During the first week of the new government Taraki was elected president and prime minister of the Revolutionary Council of the Democratic Republic of Afghanistan. Babrak Karmal was elected vice president and deputy premier and Hafizullah Amin was deputy prime minister and minister of foreign affairs. The Revolutionary Council was the core of government power. It was made up of twenty cabinet members, who unanimously agreed that martial law should remain in force throughout the country indefinitely. Although the government always announced that all parts of the country were under their control, there were strong indications that the three-week-old regime had still not quelled all the opposition.SOURCE: An Afghan Woman's Odyssey, by Farooka Gauhari (U. Nebraska Press, 1996), pp. 100-101
In a news conference Taraki declared that Afghanistan was a nonaligned country and that his government would seek friendship from all nations, including Western countries. All the political speeches began hypocritically with the familiar words "In the name of God Almighty we begin..."; "In the name of God Almighty the benevolent and merciful...." Taraki and other members of his government were seen on TV attending mosques--a very wise move, but it did not impress many university people. Those who knew the present leaders of Afghanistan and their ties to the Soviet Union could easily guess that this was not a nonaligned country. I think Taraki and his followers figured that an orthodox Communist regime would not be favored by Afghans, so it was important for the survival of the new government to be very careful. Such precautions did not last very long, however. Soon Taraki was collaborating with the Soviet Union, his closest ally. Decree after decree was approved by the inexperienced Central Committee members, who were still giddy with pride and joy at their easily gained positions. They were in a great hurry to make changes, forgetting the ingrained, time-tested old customs and traditions of the Afghan culture.

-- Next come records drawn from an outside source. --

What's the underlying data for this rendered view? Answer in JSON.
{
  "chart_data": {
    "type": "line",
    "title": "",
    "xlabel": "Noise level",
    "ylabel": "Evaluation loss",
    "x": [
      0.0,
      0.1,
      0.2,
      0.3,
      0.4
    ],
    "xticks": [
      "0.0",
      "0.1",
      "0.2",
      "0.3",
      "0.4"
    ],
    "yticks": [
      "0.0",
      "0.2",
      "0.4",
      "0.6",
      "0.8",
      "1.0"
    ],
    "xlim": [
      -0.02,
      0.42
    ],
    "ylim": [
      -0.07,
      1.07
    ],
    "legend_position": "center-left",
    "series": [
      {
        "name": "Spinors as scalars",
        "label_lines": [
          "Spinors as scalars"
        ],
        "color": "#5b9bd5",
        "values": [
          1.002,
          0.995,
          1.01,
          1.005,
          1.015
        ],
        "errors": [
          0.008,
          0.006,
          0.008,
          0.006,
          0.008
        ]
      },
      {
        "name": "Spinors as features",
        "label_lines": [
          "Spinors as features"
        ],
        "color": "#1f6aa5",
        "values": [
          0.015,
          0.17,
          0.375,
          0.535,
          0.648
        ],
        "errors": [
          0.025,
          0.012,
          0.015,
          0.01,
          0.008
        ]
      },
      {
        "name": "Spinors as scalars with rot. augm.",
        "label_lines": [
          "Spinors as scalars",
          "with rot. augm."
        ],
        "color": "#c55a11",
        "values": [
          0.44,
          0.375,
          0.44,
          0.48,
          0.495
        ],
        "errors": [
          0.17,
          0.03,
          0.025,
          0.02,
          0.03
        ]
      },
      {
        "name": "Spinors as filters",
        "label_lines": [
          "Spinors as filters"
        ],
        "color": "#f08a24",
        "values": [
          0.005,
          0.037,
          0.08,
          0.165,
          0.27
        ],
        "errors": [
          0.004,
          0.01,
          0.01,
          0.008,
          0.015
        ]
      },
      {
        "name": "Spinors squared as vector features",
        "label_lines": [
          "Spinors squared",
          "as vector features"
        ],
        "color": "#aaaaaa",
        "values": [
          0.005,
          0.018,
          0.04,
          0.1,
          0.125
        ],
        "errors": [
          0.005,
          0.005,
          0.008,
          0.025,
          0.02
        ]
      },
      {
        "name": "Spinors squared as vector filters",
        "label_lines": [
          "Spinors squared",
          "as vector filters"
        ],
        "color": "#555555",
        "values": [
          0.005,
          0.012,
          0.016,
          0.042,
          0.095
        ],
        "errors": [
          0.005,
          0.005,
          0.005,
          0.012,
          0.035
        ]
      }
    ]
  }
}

Every night I listened to broadcasts from outside the country, switching from the BBC to the Voice of America and to Pakistani and Indian radio stations. With great sadness I realized that the outside world, even the United States, did not react strongly to the coup. From my colleagues' comments at the university I could guess that they also were listening to those stations, but none of us dared to talk about it.
During the previous week, classes at the university and other schools had been called off almost every afternoon. The students were ordered to go to the auditoriums and listen to Marxist speeches in which Taraki was touted as the greatest leader of all time. Generally, several school days were wasted for every new decree. Most of us were tired of all the propaganda but we couldn't say a word. Disobedience to the rules or expression of our opinions had no place in the present regime.